On the road to Haeundae!

TODAY WAS our first trip to teach English at a Korean elementary school-- Gwangnam Elementary in Haeundae, Busan.

Haeundae is a very nice area of Busan, known for its wonderful sandy beach, its colossal bridge, its (superinsaneworldfamous) shopping, and its open-air street markets. And by very nice, I mean extremely clean, wealthy, and prosperous. It is Haeundae that lays claim to the largest shopping mall in the world-- all 15 floors of Shinsegae in Centum City, including an indoor driving range, ice rink, and movie theater. Although I can't attest to the intensity of Shinsegae itself, the community around it was evidence enough for me to agree with Haeundae's hypercapitalistic excellence.

Our trip from the temple to Haeundae was very nostalgic and calming. We'd traveled by road some before today, but not as far, nor during the day. The experience was not unlike a roadtrip in the states: We hopped on the interstate, zipped past an array of other vehicles before an ever-changing backdrop--some rice paddies here, some residential areas there, some factories, high-rises, and other monstrosities breaking the horizon every now an then, increasing in frequency and density as we neared our destination-- and before we knew it, we were in the middle of the city, climbing out of the van that had carried us and into our first immersion learning experience.

The gorgeous school grounds in the middle of the city

Free Flowers, Baby Monks, & B-Boys in Busan! (5/19)

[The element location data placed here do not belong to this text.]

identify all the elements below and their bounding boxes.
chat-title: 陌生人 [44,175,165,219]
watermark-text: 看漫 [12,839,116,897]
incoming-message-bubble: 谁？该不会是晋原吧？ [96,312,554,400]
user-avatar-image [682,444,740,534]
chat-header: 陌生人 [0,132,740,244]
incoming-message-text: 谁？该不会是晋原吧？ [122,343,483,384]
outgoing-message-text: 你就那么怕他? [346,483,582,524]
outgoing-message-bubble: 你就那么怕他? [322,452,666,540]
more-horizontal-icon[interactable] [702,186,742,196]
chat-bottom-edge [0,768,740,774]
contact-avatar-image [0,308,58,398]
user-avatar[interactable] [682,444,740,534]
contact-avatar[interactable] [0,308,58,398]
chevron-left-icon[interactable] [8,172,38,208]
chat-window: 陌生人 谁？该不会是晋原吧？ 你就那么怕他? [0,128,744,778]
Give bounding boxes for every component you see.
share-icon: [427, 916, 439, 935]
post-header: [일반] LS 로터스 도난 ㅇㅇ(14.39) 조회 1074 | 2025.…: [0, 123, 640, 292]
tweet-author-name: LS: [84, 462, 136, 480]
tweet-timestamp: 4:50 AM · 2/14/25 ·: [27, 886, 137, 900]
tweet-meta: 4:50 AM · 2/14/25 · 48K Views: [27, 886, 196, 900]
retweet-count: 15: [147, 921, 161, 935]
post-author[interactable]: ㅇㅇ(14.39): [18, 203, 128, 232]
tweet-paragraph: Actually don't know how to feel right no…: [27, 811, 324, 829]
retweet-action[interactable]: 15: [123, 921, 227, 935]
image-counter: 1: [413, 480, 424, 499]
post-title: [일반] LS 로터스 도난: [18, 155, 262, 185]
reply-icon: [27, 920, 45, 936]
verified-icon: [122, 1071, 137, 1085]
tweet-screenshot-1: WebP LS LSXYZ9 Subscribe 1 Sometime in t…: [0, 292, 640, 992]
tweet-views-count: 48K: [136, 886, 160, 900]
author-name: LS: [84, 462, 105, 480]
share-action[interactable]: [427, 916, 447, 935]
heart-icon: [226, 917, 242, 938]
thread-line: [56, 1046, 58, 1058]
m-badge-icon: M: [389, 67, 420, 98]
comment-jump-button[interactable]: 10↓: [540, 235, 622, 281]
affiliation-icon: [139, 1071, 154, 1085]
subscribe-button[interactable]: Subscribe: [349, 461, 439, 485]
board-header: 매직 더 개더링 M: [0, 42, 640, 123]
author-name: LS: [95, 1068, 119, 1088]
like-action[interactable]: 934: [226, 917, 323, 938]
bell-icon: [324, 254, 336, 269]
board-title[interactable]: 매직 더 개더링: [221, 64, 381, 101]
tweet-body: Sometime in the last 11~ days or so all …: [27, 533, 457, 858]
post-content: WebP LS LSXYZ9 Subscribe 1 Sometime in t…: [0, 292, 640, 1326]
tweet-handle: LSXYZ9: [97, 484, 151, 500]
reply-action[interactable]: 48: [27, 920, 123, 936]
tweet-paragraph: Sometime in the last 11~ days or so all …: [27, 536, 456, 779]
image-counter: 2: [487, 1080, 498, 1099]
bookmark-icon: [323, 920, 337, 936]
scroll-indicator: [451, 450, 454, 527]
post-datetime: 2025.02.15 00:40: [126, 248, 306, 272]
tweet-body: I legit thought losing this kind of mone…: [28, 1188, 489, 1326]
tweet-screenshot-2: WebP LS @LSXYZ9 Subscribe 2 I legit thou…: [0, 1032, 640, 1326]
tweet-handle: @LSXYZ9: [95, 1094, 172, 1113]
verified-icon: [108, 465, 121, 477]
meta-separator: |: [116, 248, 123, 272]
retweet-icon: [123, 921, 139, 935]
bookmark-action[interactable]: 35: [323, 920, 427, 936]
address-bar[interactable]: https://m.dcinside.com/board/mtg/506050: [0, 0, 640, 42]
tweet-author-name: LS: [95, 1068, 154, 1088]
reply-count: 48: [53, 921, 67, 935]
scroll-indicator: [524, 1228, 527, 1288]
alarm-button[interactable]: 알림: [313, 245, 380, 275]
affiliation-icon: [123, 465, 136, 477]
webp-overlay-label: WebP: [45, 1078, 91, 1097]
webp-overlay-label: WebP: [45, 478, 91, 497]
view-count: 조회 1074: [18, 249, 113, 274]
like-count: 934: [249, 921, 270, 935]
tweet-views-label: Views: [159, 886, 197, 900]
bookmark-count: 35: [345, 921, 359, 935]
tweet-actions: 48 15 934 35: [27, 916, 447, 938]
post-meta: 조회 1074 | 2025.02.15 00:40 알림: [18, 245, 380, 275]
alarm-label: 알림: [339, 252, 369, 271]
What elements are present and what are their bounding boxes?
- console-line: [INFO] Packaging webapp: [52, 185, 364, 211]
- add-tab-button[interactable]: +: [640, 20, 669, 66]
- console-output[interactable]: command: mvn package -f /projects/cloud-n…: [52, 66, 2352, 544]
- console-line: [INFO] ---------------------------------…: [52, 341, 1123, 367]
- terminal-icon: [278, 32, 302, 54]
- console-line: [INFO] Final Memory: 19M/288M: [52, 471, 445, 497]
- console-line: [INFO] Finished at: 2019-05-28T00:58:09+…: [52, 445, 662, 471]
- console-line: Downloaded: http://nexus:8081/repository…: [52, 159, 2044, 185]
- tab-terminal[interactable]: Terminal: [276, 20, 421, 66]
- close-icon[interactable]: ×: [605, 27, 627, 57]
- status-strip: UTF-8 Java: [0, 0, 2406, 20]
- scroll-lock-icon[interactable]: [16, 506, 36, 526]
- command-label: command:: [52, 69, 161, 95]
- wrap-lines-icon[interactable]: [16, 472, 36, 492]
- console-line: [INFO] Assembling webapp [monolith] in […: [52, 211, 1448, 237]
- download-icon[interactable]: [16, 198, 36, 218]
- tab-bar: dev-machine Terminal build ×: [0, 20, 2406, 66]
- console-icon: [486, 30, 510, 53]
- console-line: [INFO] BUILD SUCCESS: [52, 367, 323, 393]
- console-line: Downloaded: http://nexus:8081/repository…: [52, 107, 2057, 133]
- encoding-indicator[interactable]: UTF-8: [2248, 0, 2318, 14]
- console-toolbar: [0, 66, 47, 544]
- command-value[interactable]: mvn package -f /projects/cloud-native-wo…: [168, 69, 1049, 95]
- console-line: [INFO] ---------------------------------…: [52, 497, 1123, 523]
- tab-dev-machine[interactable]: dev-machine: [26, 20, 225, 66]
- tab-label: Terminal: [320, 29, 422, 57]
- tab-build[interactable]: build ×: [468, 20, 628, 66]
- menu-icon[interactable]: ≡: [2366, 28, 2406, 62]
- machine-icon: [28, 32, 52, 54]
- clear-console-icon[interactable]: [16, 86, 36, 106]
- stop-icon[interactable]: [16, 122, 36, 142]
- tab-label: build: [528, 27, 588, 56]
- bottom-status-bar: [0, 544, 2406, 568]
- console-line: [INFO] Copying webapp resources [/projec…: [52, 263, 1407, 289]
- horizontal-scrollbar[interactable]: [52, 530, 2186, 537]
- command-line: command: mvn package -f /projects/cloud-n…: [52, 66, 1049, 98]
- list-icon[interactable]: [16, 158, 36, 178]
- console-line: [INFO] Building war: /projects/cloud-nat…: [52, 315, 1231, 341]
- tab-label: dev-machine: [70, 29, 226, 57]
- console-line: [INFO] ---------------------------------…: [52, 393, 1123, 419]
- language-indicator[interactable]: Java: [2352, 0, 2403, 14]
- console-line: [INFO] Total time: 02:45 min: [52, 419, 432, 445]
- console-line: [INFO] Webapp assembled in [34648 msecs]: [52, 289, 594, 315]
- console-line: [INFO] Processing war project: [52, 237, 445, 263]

what a great way to wake up!
The Baby Monks, sporting their traditional gravel-pattern camouflage.

T H E   F I R S T thing I hear at Hongbeopsa? Children!!
Around 5am, I'm woken from my dreamless first night's slumber by the unmistakable sounds of a heard of children-- ecstatic shrieking and the quick crunch of gravel under many pairs of running feet shot through the calming voices of chaperons. Outside my window, framed by the gorgeous green mountains of Korea, I see the source of the sounds-- BABY MONKS!!!

Our visit to Korea just so happened to coincide with Buddha's Birthday (석가탄신일)-- possibly the largest festival in all of Buddhist culture. Because Korean Buddhism follows the lunar calendar, Big B's B-day falls at a different time every year, most often too early in May for us study aboraders to participate or observe. My group, however, was lucky beyond belief to be present when we were-- Korea explodes with Buddhist energy and excitement in celebration!
Baby Monks (or śrāmaṇera [?]) are but one of many special traditions closely associated with Buddha's Birthday. As a glimpse of ordained monastic life, the 5-6 yr old children of Buddhist laypeople are taken into the temple and treated as fully-ordained sunims, or monks, for ~21 days-- their heads are shaved, they wear traditional robes and participate in ceremonies, partake in traditional monk meals, and generally get a feel for monastic life. My friend Hayes said it best when he compared these little guys to Vacation Bible School-goers back in the states, although they're far more serious than any VBS kids I know!!

Before long, the wooden gong rang out to signal breakfast time, and my first day in Korea began f'rill!